If anyone can explain Big Data, Cullen can. So I called him. He could. Here are excerpts of our conversation:
Where does all the confusion over Big Data come from?
People confuse data with technology. There are a lot of tech companies pitching new tools and platforms and marketers get intimidated. They need to do something about it, but they’re intimidated because it’s tech. Data’s been around forever. It’s just that there’s a lot more of it, and there is technology available now to deal with it.
So how can marketers get their heads around it?
By thinking of Big Data as all the actual data, but now tech-enabled. Because of all the personal communications devices out there—mobile phones, Nike Fuel Bands–new data is being created every day that has never existed before. Marketers have been using data for years, buying lists, for instance. Now there are different types of data, unstructured data.
And new machinery to manipulate it. Together, they form “Big Data?”
Exactly.
So when we’re talking data behind Big Data, are we talking about the so-called unstructured data, like social media reviews, that don’t fit on a spreadsheet?

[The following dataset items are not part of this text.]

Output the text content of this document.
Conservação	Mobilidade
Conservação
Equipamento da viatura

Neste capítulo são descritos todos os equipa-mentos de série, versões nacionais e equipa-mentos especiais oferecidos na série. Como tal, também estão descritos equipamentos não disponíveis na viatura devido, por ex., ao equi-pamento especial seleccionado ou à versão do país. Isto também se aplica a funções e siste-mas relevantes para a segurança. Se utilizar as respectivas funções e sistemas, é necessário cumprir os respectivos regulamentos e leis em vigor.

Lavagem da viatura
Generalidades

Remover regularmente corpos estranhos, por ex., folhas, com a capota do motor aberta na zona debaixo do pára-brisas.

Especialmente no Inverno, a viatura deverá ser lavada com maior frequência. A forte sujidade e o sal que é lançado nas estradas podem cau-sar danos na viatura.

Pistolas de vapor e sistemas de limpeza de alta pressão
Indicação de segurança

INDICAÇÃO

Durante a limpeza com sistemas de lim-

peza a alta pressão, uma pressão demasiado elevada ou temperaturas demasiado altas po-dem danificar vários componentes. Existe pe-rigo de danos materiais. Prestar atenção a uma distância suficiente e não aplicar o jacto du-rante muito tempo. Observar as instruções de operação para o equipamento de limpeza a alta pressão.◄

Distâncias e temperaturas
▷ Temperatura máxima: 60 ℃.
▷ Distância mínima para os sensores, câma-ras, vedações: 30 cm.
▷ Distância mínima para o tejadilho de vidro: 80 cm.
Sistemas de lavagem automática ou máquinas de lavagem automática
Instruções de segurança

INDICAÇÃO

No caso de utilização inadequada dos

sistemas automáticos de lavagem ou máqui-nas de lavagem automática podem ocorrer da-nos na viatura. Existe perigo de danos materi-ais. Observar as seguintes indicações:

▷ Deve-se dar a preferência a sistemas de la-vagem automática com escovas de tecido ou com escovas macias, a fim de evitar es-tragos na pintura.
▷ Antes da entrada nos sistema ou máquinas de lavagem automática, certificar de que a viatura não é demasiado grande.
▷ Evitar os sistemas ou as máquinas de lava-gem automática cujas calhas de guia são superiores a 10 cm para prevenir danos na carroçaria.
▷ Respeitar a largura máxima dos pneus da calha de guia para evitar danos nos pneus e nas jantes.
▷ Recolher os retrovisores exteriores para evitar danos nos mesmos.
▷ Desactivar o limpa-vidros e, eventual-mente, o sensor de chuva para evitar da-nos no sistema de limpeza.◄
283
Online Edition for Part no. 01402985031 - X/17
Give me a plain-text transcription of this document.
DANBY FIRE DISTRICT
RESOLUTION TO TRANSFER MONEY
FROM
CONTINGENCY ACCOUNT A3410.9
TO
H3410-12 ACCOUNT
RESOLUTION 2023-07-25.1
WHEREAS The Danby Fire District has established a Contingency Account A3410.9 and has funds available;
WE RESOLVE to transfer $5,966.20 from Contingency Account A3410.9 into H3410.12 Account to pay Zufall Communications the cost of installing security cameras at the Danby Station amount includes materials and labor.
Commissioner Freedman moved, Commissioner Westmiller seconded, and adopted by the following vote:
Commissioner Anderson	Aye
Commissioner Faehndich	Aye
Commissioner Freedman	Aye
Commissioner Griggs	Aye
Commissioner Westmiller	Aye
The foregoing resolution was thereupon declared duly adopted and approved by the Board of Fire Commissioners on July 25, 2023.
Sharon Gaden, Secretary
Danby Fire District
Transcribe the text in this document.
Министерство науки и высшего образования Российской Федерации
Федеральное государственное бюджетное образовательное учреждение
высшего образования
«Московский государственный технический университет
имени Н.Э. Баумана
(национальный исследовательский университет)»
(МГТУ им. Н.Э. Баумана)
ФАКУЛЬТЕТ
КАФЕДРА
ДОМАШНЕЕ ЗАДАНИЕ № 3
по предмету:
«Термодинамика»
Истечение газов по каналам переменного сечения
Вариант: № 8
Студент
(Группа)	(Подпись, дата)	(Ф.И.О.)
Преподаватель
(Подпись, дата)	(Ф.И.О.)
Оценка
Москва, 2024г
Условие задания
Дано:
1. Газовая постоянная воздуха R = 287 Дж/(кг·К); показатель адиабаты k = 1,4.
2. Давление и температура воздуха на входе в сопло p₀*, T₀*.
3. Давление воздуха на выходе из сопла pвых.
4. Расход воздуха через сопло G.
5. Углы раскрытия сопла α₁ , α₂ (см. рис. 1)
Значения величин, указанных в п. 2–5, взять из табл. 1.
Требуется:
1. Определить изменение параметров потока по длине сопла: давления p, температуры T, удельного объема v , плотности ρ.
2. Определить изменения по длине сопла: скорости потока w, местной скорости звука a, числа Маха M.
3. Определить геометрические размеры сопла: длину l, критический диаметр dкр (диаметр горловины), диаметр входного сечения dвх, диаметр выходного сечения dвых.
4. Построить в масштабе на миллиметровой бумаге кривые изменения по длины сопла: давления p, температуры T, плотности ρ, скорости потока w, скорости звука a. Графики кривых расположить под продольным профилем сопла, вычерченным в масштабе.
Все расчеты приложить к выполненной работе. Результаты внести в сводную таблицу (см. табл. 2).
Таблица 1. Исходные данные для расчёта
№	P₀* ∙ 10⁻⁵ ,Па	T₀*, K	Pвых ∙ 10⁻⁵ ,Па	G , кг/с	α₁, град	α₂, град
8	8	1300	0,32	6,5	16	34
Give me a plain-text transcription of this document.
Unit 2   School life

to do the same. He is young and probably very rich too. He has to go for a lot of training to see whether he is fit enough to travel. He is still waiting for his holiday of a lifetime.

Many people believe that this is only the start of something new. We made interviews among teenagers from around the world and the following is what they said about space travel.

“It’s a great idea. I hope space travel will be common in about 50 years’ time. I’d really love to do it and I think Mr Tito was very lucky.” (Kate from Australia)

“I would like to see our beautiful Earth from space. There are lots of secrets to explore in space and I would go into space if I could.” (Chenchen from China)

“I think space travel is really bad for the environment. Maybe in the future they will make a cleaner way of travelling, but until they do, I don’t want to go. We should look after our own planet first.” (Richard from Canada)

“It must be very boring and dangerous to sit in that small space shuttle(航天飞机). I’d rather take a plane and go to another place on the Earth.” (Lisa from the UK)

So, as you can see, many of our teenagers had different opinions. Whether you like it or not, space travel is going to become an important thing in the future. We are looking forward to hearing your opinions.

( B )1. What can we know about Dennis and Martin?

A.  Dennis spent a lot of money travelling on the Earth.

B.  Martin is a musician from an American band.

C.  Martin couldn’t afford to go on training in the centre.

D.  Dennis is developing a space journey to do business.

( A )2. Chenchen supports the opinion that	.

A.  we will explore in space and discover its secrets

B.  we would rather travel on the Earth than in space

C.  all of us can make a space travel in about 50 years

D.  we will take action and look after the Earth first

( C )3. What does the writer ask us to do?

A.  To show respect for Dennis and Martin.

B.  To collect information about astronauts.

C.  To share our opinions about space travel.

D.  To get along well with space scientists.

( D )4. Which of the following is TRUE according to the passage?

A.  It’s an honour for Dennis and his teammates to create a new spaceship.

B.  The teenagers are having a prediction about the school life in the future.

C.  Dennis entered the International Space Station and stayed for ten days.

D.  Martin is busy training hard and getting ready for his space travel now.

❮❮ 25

No, all types of data. It’s fairly simple. Marketers should start by just accepting the fact that increased data and technology are givens. They are going to have to deal with it no matter what. It’s more about getting access to the right data. There’s no way any single marketer, or even any large data provider like Acxiom or Experian, can ever use all the data out there, right? So if a marketer accepts that as true, then the issue must really be about finding the needles in the haystacks. The haystacks are Big Data, the needles are the right data.
Just so we’re clear, those haystacks are comprised of …
Your own first-party data plus intent-based, in-market data outside your purview, such as customers interacting and talking about your brand on third-party sites. Securing access to the right data means finding what’s valuable in your own data set as well as what’s outside your enterprise, and a lot of it is coming in a form that doesn’t look anything like a list.
Are the haystacks just going to keep getting bigger?
Yes, with something called personal data. It’s data that’s collected about me indirectly, like my geographic location collected by cell towers. That data is sitting somewhere. It’s a new frontier that hasn’t really been explored yet that’s about to blow up in six months or so when Google and Apple come out with smartwatches.